# Decked a VW case



## n3480h (Mar 10, 2014)

Building a VW aeroconversion engine for my experimental aircraft.  Today I decked the engine so that all four cylinders rest the same distance from the crankshaft centerline.  Sort of a "measure 27 times, cut once" deal, because a new case runs $1,000.  I made the flycutter and tipped it with a high speed steel cutter, then fixtured each case half on the minimill bed and indicated it into position.  The case material is a magnesium alloy.  It cut a lot like 7075.  The flycutter was best at low speed and feed.  Happy with the end result - all four planes are within .001" of the crankshaft centerline, and parallel to the centerline.  Ok, I got lucky.)

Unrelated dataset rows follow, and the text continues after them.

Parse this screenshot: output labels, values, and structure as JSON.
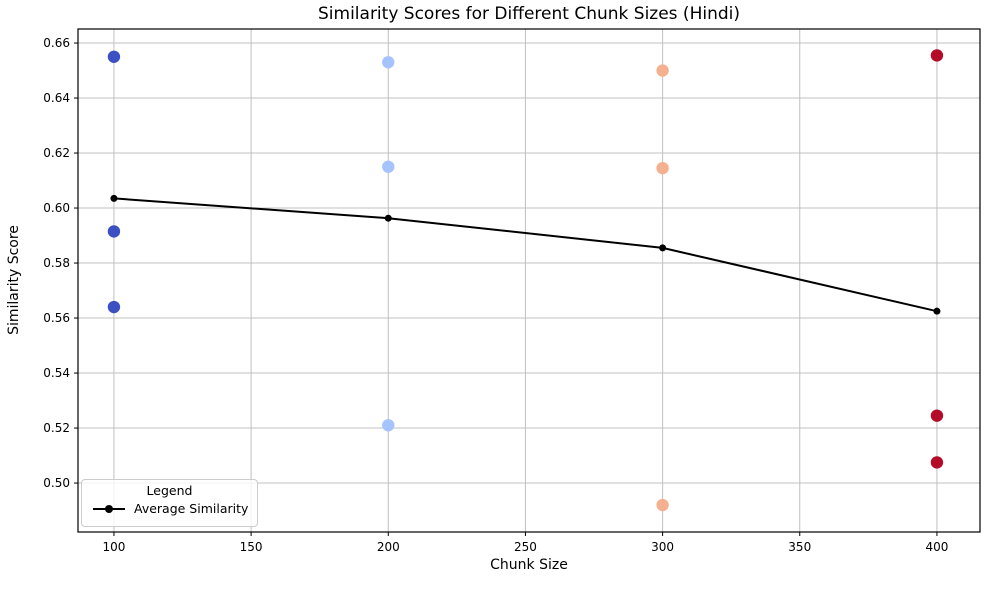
{
  "chart": {
    "title": "Similarity Scores for Different Chunk Sizes (Hindi)",
    "xlabel": "Chunk Size",
    "ylabel": "Similarity Score",
    "legend": {
      "title": "Legend",
      "entries": [
        {
          "label": "Average Similarity",
          "marker": "line-dot",
          "color": "#000000"
        }
      ]
    }
  },
  "chart_data": {
    "type": "scatter",
    "title": "Similarity Scores for Different Chunk Sizes (Hindi)",
    "xlabel": "Chunk Size",
    "ylabel": "Similarity Score",
    "grid": true,
    "legend_position": "lower left",
    "xlim": [
      86.9,
      415.7
    ],
    "ylim": [
      0.4822,
      0.6651
    ],
    "x_ticks": [
      100,
      150,
      200,
      250,
      300,
      350,
      400
    ],
    "y_ticks": [
      "0.66",
      "0.64",
      "0.62",
      "0.60",
      "0.58",
      "0.56",
      "0.54",
      "0.52",
      "0.50"
    ],
    "colors": {
      "grid": "#c0c0c0",
      "frame": "#000000",
      "average_line": "#000000"
    },
    "scatter_series": [
      {
        "name": "chunk-100",
        "x": 100,
        "color": "#3d50c3",
        "values": [
          0.655,
          0.5915,
          0.564
        ]
      },
      {
        "name": "chunk-200",
        "x": 200,
        "color": "#a5c3fe",
        "values": [
          0.653,
          0.615,
          0.521
        ]
      },
      {
        "name": "chunk-300",
        "x": 300,
        "color": "#f5b090",
        "values": [
          0.65,
          0.6145,
          0.492
        ]
      },
      {
        "name": "chunk-400",
        "x": 400,
        "color": "#b40b28",
        "values": [
          0.6555,
          0.5245,
          0.5075
        ]
      }
    ],
    "line_series": [
      {
        "name": "Average Similarity",
        "color": "#000000",
        "x": [
          100,
          200,
          300,
          400
        ],
        "y": [
          0.6035,
          0.5963,
          0.5855,
          0.5625
        ]
      }
    ]
  }
}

Thanks to Tony Wells for the encouragement.

Tom


----------



## vapremac (Mar 10, 2014)

Tom ,

 Fine job on everything you did there !  Experimental aircraft ? Like to see that when its
done.
 Did you figure the new compression ratio's once you were finished ?

William


----------



## n3480h (Mar 10, 2014)

Thank you for your kind words, William. Compression ratio on these opposed cylinder engines is set by total combustion chamber volume, and by spacer rings between the bottom of the cylinder and the case.  My interest in decking the case was only to make certain all four decks are equidistant from the crankshaft centerline.  With this done, I can now CC the heads to match volumes to within .1 CC, and then set proper valve train geometry. The result is improved power (because cylinders are not "fighting" each other on power stroke), much smoother running, better economy, and much better reliability.

The engine will go into my Sonerai IILS, a 150mph two seater, capable of moderate aerobatics.  I am building from plans, and raw materials.

Tom


----------



## GK1918 (Mar 10, 2014)

I trust that you follow the "flatnuzt" vidio  channel  ;  that is what they do...


----------



## n3480h (Mar 10, 2014)

Yes, I've seen his videos.  Wish I had the CNC for this kind of thing, but I get by.  My mentor is a guy in Quebec, with thousands of hours of experience with VW's, including the very successful one in his plane.

Tom


----------



## vapremac (Mar 10, 2014)

Tom ,

I am truly impressed by what you are doing , countless hours of planning and research must
have gone in to this.

William


----------



## n3480h (Mar 10, 2014)

Thank you again, William.  I am a private pilot, but hate renting planes, and can't afford the cost of a reliable used plane, so I build my own. This is my second - the first was a high performance biplane.  
It is the learning I love.  How to correctly weld with oxy-acetylene so I could weld the 4130 tube fuselage.  Then it was fabric work to cover the fuselage. Then composite layups for the canopy skirt.  Then painting. Then the engine, which requires machine work. Wings are aluminum, so I will learn more about riveting, including AN solid rivets.  Those of us who build think of these things as a series of manageable projects that one day are assembled into something fun to look at and fun to use.  It's the same as the guy who restores a car (or a machine tool), builds a dragster, or builds his own house. If we made a list of all that has to be done, we'd never take on such a huge thing. But, assembly by assembly . . . its manageable.

There is great joy in knowing that this aircraft is much stronger than a production aircraft, is far more efficient, and that I can fly it anywhere I'd care to go.  The first long flight will be to Custer State Park in SD.  From there, I can walk to trout water, catch my supper, and sleep under the wing.  Then its on to the next project.

Tom

My first build   v


----------



## xalky (Mar 10, 2014)

Awesome! :man:


----------